SWS surveys in each of the first three quarters of Duterte's rule showed a "very high satisfaction" with the anti-drug campaign, said Leo Laroza, a senior SWS researcher.
In the most recent survey, published on April, 92 percent said it was important that drug suspects be captured alive.
Respondents also reported a 6.3 percent rise in street robberies and break-ins. More than half of those polled said they were afraid to venture out at night, a proportion that had barely changed since the drug war began, said Laroza.
"People still have this fear when it comes to their neighbourhoods," he said. "It has not gone down."
Public and police perceptions of crime levels seem to diverge.
The number of crimes committed in the first nine months of Duterte's rule has dropped by 30 percent, according to police statistics cited by the president's communications team.
Albayalde, the capital's police chief, said people, particularly in Manila, felt safer now, especially due to a crackdown on drug users who he said commit most of the crime.
In the first 11 months of Duterte's rule, police say 3,155 suspects were shot dead in anti-drug operations. Critics maintain that many of them were summarily executed.
Police say they have investigated a further 2,000 drug-related killings, and have yet to identify a motive in at least another 7,000 murders and homicides.
Human rights monitors believe many of these victims were killed by undercover police or their paid vigilantes, a charge the police deny.
For residents of Navotas fishport, a warren of shacks near Manila's docks, the body count is too high. There were nine killings in a single night in Navotas earlier this month, according to local media.
In mid-May, said resident Mary Joy Royo, a dozen gunmen arrived on motorbikes and abducted her mother and stepfather. Their corpses were found later with execution-style gunshots to the head and torso.
"They should be targeting the drug lords," Mr. Royo told Reuters. "The victims of the drug war are the poor people."
RIPPLE EFFECT
As the death toll has risen, so has domestic and international outrage.
In October, the Hague-based International Criminal Court said it could investigate the killings if they were "committed as part of a widespread or systematic attack against a civilian population."
Police operations were halted for much of February after it emerged that anti-drug police abducted and killed a South Korean businessman last year, but the outcry over the rising body count has rarely slowed the killing or led to prosecutions.

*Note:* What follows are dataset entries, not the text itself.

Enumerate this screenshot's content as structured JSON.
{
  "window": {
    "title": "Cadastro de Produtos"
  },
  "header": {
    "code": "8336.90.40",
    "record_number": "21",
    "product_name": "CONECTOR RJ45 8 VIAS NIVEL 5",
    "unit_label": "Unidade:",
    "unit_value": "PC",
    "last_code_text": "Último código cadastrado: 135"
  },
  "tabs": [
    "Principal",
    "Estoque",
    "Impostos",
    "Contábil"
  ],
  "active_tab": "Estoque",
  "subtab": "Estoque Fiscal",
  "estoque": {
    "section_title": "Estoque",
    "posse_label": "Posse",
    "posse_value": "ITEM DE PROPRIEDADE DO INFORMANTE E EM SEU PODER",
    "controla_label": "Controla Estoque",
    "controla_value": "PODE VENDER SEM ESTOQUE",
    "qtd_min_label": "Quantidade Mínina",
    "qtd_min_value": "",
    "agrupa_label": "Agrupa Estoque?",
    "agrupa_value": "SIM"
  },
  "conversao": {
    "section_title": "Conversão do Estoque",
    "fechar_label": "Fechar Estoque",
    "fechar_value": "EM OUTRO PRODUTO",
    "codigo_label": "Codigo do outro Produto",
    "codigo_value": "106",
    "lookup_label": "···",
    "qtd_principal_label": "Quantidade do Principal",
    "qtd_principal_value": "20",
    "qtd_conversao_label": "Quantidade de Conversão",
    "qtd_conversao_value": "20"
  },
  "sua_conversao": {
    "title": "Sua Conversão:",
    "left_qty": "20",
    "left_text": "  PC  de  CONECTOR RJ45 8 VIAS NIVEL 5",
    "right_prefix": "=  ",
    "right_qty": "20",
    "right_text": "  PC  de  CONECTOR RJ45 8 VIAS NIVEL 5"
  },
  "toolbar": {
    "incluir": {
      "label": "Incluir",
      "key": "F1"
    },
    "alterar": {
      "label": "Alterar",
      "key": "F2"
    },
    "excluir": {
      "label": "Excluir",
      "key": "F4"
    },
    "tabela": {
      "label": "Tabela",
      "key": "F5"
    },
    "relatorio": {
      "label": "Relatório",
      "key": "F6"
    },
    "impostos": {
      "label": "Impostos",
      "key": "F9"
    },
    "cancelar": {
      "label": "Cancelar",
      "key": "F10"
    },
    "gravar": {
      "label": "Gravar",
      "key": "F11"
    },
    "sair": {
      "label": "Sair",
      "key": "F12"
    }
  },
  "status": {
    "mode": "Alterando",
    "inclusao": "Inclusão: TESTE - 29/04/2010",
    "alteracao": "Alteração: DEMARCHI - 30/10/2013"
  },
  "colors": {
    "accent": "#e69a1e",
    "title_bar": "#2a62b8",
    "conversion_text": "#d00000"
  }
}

The Philippine Commission on Human Rights is investigating 680 drug-war killings.
"In this country the basic problem is impunity," Chito Gascon, the commission's chairman, said. "No one is ever held to account for the worst violations. Ever."
Police chief Albayalde says that the force's Internal Affairs Service (IAS) investigates all allegations of abuse by his officers.
"We do not tolerate senseless killings," he said. "We do not just kill anybody."
IAS told Reuters it had investigated 1,912 drug-related cases and recommended 159 officers for dismissal due to misconduct during anti-drug operations, although it didn't know whether any had yet been dismissed.
Earlier this month, 19 police officers charged with murdering two drug suspects in their jail cell in November were released on bail and now face trial for the lesser crime of homicide.
Duterte, who has repeatedly urged police to kill drug suspects, had already vowed to pardon the officers if they were convicted.
"You have a head of state who says, 'Kill, kill, kill,' a head of state who says, 'I've got your back,'" said CHR's Gascon. "That has a ripple effect."